Hamid Isakhani received B.Eng. in Aeronautics from Visvesvaraya Technological University, and an MSc by Research in Aerospace from Cranfield University in 2015 and 2017, respectively. He was an intern engineer at the Indian Space Research Organisation and Hindustan Aeronautics Limited during the years 2012 and 2014, respectively. He is currently a PhD scholar at the School of Computer Science, University of Lincoln since 2017, and visited Tsinghua University as a Marie Skłodowska-Curie Fellow from 2018-19. As of July 2019, He is seconded to the Huazhong University of Science and Technology to support the progress of the following Tasks and Work Packages included as part of the Project –Ultracept funded by the European Union’s Horizon 2020 research and innovation programme under the Marie Skłodowska -Curie grant agreement 778062:
- WP4–Systems integration, miniaturization, verification and demonstration
Task 4.4: To build a demonstrator system for the collision avoidance
Ultimately, my doctoral project aims to develop a locust-inspired articulated wing robotic platform capable of performing autonomous flight. This platform shall serve as a demonstrator/testbed to validate the robustness of the vision based collision avoidance system developed as part of the first three work packages included in the projects Step2Dyna and Ultracept. Additionally, completion of this project shall result in the development of a fully-bioinspired flapping wing micro aerial vehicle that is the first of its kind in terms of being entirely inspired by an insect’s flight mechanics, aerodynamics, and avionics.

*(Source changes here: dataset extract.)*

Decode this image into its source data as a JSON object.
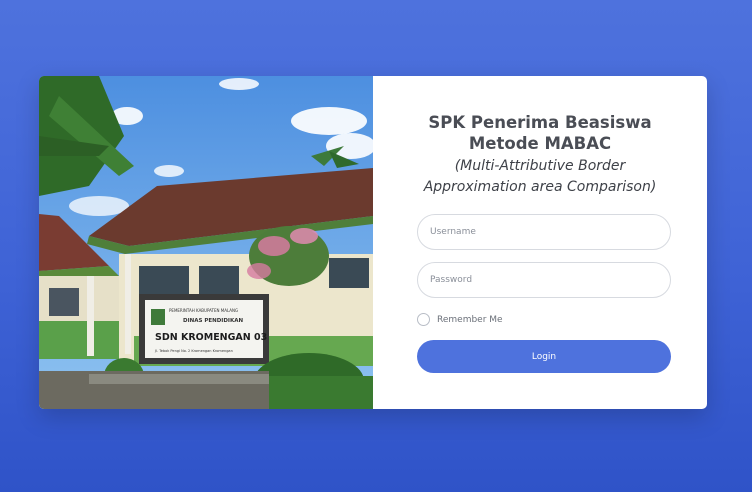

Significant progress was made at our partner institution, The State Key Laboratory of Digital Manufacturing Equipment and Technology, HUST. Rapid prototyping, manufacturing, and motion capture analysis were some of the vital stages of our project facilitated at this institution.
To study the flapping mechanism and gliding behaviour of swarming locusts, we setup a small locust colony at HUST, where we bred adult locusts carefully selected for their physical characteristics indicative of health (strong free-flight ability, good wing condition, etc.).

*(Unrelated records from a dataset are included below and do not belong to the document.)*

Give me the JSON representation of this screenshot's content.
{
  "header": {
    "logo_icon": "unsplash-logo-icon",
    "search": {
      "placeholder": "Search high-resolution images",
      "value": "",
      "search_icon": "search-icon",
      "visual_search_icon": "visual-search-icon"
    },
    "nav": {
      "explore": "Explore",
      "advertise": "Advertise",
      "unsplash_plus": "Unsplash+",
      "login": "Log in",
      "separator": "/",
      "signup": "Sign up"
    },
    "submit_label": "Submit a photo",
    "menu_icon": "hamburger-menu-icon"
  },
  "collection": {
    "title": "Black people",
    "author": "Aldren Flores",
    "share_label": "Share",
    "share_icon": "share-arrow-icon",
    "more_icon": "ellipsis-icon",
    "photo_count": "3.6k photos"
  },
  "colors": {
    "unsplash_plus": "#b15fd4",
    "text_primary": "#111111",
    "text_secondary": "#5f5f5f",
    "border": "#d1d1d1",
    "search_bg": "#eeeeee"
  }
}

Specimen are anesthetized in a CO2 chamber for 5 minutes to ease the inlaying of custom-made micro sized retroreflective markers. Each hemispherical marker weighs less than 0.1±0.05mg and 0.5mm in radius to facilitate precise tracking and centroid calculation by the cameras.
Generally, due to the resolution limitations of high-speed cameras, capture volumes are highly cramped. Therefore, there is very limited literature on the study of insect free-flight kinematics and their swarm behavior, i.e. the flying insects under experimentation are either tethered or flown in confined flight chambers. However, with the help of a set of well calibrated infrared-based Vicon motion capture system (Vicon, Oxford, UK), consisting of three MX-T160 and four MX-T40s cameras arranged to provide a tracking volume of 0.6×0.6×0.6m, the three-dimensional position and orientation data of a micro swam of gliding locusts are successfully recorded.

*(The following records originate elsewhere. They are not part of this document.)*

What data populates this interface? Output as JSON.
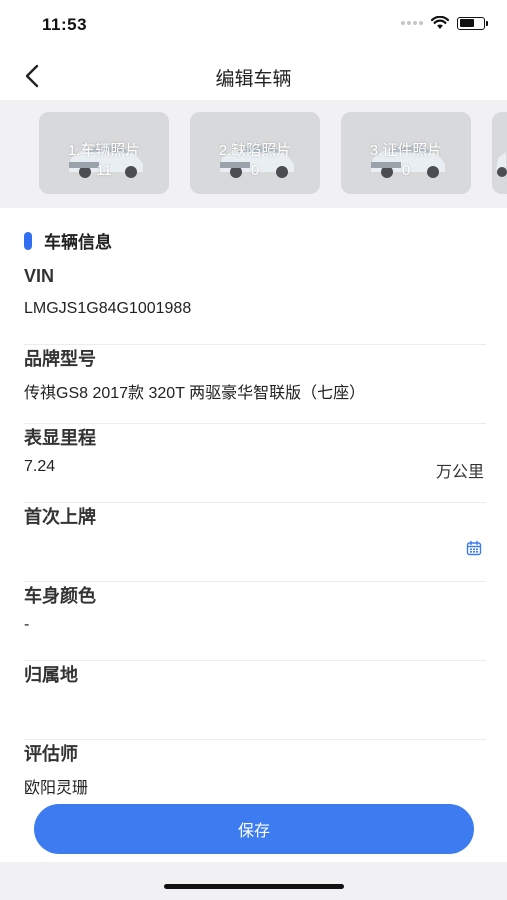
{
  "status_bar": {
    "time": "11:53"
  },
  "nav": {
    "title": "编辑车辆"
  },
  "photos": [
    {
      "label": "1.车辆照片",
      "count": "11"
    },
    {
      "label": "2.缺陷照片",
      "count": "0"
    },
    {
      "label": "3.证件照片",
      "count": "0"
    },
    {
      "label": "",
      "count": ""
    }
  ],
  "section": {
    "title": "车辆信息",
    "accent_color": "#2f6ff0"
  },
  "fields": {
    "vin": {
      "label": "VIN",
      "value": "LMGJS1G84G1001988"
    },
    "model": {
      "label": "品牌型号",
      "value": "传祺GS8 2017款 320T 两驱豪华智联版（七座）"
    },
    "mileage": {
      "label": "表显里程",
      "value": "7.24",
      "unit": "万公里"
    },
    "first_registration": {
      "label": "首次上牌",
      "value": ""
    },
    "color": {
      "label": "车身颜色",
      "value": "-"
    },
    "location": {
      "label": "归属地",
      "value": ""
    },
    "appraiser": {
      "label": "评估师",
      "value": "欧阳灵珊"
    }
  },
  "save_button": {
    "label": "保存",
    "color": "#3c7cf0"
  }
}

Nevertheless, the scientific input and assistance provided by the project director Prof. Yue and the host faculty, Prof. Xiong played a key factor in accomplishing the afore mentioned tasks.
Furthermore, the measured data vectors must be post-processed to derive the kinematic information required to integrate and design an efficient bioinspired wing articulation mechanism mimicking a gliding locust airborne.